Samuel Riddell, 55, opened fire at the car park and a neighbouring room at a Kentucky hotel on Saturday afternoon…
The previously convicted criminal was charged with four counts of wanton endangerment of a police officer, multiple counts of criminal mischief and possession of a handgun and firearm by a convicted felon.
In a press release local police stated: “Mr. Riddell told police that he observed aliens in the parking lot and was shooting at them.
“Detectives discovered Mr. Riddell was a convicted felon and was in possession of two handguns and a semi-automatic rifle.
“There were no injuries reported after the incident. Police later discovered several bullets had struck vehicles in the parking lot, and one had entered an adjacent occupied room.”
But did they find the aliens? Or the meth that brought them to the motel?
WTF? of the Week
Young woman had sex with dolphin who ‘killed himself’ when they were torn apart
A young woman had a sexual relationship with a “naughty” dolphin who later seemed to commit suicide when their affair came to an end.
In the early 1960s, young Margaret Howe Lovatt talked her way into becoming part of a NASA-funded project to communicate with dolphins.
There were three dolphins, Margaret said, named Peter, Pamela and Sissy.
Peter and Margaret developed a unique bond. He became jealous if she spent too much time with the other dolphins and the feeling was, at least to an extent, mutual.
“That relationship of having to be together sort of turned into really enjoying being together, and wanting to be together, and missing him when he wasn’t there,” Margaret told the BBC.

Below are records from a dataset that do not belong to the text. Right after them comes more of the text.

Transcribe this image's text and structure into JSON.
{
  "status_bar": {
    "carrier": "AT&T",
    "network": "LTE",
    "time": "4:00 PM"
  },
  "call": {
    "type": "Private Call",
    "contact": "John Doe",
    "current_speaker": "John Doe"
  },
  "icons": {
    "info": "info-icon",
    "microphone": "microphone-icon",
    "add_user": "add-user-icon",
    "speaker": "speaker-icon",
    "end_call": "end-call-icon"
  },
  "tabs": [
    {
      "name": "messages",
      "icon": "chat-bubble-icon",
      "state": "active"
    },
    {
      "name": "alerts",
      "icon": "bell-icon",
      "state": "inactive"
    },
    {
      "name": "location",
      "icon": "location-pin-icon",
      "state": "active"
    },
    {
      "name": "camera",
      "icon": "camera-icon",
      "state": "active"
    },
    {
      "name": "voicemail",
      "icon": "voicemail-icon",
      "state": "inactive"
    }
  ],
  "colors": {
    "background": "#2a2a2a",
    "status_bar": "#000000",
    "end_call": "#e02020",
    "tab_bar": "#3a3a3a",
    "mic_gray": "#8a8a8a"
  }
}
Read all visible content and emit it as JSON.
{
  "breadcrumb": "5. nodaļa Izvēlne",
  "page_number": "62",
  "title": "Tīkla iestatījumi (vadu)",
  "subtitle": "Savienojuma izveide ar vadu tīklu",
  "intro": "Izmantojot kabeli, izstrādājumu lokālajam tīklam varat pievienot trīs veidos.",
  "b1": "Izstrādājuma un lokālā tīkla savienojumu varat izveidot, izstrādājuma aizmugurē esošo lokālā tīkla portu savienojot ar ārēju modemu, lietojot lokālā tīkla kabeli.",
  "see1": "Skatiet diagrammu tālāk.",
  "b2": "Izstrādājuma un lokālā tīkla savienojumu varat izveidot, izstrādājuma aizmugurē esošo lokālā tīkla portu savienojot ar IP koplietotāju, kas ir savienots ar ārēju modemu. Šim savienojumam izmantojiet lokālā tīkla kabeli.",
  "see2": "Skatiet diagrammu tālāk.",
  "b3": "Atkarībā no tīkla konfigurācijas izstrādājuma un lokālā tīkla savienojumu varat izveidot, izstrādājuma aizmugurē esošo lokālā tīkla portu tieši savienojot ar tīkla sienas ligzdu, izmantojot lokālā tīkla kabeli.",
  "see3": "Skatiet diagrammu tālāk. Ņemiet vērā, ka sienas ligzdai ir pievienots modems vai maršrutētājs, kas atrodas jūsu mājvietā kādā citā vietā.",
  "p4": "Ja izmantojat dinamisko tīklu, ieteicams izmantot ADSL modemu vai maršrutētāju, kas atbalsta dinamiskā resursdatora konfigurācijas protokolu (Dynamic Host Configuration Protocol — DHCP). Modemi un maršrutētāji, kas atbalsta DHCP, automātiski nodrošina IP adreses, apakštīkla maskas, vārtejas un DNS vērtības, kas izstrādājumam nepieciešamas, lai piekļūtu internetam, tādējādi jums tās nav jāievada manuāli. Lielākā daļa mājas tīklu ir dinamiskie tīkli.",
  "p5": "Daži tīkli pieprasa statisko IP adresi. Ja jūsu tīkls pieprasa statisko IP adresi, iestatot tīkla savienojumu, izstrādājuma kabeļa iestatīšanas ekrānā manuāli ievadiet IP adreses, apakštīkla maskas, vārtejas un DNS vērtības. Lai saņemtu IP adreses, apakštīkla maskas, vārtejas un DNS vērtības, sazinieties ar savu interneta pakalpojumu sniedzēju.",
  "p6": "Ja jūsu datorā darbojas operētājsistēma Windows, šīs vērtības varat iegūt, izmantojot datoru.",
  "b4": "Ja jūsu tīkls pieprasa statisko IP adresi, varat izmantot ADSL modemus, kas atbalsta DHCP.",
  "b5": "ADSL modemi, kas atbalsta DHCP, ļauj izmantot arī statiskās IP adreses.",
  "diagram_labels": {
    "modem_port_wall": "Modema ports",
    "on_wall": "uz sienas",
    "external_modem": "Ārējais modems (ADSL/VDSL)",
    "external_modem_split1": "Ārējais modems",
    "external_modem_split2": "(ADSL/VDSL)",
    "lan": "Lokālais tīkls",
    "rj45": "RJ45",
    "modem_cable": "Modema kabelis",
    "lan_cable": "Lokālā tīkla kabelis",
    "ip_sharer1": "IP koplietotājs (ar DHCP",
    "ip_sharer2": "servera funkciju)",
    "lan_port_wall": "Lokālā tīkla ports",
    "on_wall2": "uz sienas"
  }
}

Peter and Margaret became more and more close, and the closeness became physical: “He was very, very interested in my anatomy. If I was sitting here and my legs were in the water, he would come up and look at the back of my knee for a long time. He wanted to know how that thing worked and I was so charmed by it.”
…Lovatt took to giving Peter sexual relief whenever he became too sexually aroused to participate in her experiments.
“It was just easier to incorporate that and let it happen,” she said. “It was very precious, it was very gentle.
“Peter knew I was right there, Peter was right there … again it was sexual on his part, it was not sexual on mine — sensuous perhaps.
“It would just become part of what was going on, like an itch, just get rid of that, scratch it and we’ll be done and move on.”
But eventually NASA sent a young astronomer, Carl Sagan, to report on the progress John Lilly was making and soon after that the agency pulled the plug on the experiments.
And that spelled the end for Margaret and Peter’s strange relationship.
Soon after being separated from Lovatt, Peter drowned in what appeared to be a suicide.
Dolphins need to surface regularly to breathe, and he appeared to deliberately stay submerged until he suffocated.
Or maybe he killed himself when he realized what a double-bagger he’d been banging.